Wenn hier gesagt wird: „Ein gewisser Teil der Tarifverträge enthält Bindungen, die für die Arbeiter im Augenblick einfach unhaltbar sind!", so darf ich Ihnen aus der Kenntnis aus meinem Ministerium sagen, daß die Tarifverträge, die durch dieses Gesetz früher zum Ablauf gebracht werden könnten, nur einen kleinen Prozentsatz der tatsächlich vorhandenen Tarifverträge und Lohnabkommen ausmachen; und ich kann Ihnen sagen, daß in der Zeit, seitdem dieser Gesetzentwurf eingereicht wurde, Kündigungstermine teilweise gar nicht ausgenutzt worden sind.
Ich meine, die Freiheit, ob man einen Tarif kündigen soll oder nicht, muß letzten Endes bei der organisierten Arbeiterschaft und bei demjenigen Verband liegen, der diesen Vertrag abgeschlossen hat.
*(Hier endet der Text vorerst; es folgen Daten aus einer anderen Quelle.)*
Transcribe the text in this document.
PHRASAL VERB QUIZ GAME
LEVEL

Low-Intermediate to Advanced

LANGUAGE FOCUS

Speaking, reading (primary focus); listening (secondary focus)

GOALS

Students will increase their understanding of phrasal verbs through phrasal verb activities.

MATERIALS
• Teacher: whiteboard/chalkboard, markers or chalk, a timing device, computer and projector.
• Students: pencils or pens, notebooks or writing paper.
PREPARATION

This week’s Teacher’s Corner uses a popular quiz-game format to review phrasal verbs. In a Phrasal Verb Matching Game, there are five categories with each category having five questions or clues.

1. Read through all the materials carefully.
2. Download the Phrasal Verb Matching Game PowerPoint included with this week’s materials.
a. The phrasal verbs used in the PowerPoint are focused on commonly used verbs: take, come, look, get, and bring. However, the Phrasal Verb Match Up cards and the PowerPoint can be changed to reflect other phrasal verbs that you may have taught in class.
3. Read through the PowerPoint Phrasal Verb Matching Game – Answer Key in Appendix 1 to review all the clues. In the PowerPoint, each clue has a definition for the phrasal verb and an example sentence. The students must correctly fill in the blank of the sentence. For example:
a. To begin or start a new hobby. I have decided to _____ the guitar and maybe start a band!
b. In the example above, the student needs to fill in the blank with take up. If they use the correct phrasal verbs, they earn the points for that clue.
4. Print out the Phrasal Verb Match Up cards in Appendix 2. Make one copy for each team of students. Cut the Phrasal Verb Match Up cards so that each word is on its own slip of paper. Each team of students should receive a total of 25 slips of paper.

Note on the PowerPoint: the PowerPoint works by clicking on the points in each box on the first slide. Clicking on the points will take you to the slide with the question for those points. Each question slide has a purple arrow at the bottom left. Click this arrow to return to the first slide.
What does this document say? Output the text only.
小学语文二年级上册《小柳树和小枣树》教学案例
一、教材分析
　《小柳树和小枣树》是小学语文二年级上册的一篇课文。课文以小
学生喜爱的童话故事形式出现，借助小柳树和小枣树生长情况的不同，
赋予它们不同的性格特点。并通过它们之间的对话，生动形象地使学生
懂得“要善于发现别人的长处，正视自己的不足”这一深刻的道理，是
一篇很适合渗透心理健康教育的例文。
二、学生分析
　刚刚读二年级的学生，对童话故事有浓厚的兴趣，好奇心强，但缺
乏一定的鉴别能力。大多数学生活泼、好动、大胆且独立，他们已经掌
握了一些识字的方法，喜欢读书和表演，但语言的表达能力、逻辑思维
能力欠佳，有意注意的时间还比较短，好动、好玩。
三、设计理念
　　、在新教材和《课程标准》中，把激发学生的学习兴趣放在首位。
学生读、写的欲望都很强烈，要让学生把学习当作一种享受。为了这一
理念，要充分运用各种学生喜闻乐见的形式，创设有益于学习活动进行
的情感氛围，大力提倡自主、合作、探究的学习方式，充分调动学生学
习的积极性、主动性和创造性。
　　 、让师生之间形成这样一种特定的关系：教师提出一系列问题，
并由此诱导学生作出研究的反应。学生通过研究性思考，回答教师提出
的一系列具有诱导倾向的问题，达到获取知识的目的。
Wenn hier einige Preissteigerungen zur Begründung dieses Gesetzes angeführt worden sind, dann
sage ich Ihnen in aller Offenheit: Würden Sie es
für richtig halten, daß Tarifverträge, die in der
heutigen Zeit unter Berücksichtigung dieser Einzelpreise neu abgeschlossen werden, von der Arbeitgeberseite mit abgekürzten Kündigungsfristen
gekündigt werden können, wenn diese Preise sich zurückrevidiert haben?
Das sind doch die Konsequenzen! Ich spreche hier viel weniger als Minister als als früherer Gewerkschaftler. Ich war Gewerkschaftsangestellter, als man es den Arbeitnehmern unmöglich gemacht hat, das Mitbestimmungsrecht in der Gestaltung der Lohn- und Arbeitsbedingungen durch ihre Gewerkschaften auszuüben. Wir wissen doch, wie damals die Dinge gelaufen sind. Es hat im Anfang manchen Treuhänder gegeben, der an dieser oder jener Stelle, vor allen Dingen in der Metallindustrie, den Leuten entsprechend der Konjunktur etwas mehr gegeben hat. Den Strick um den Hals haben die Arbeiter dann gespürt, als das System sich durchgesetzt hatte. Ich warne das Hohe Haus dringend, von dem Grundgedanken des Tarifvertraggesetzes wieder abzugehen.
Wenn Sie heute einen derartigen Beschluß fassen würden, dann würden Sie damit vor dem Volk nichts anderes sagen, als daß wir uns zur Zeit in einem außerordentlichen Notstand befinden. Sie würden damit in breiteste Kreise eine Unruhe tragen, die durch die Vorteile dieses Gesetzes nie, selbst wenn sie noch so groß wären, ausgeglichen würde.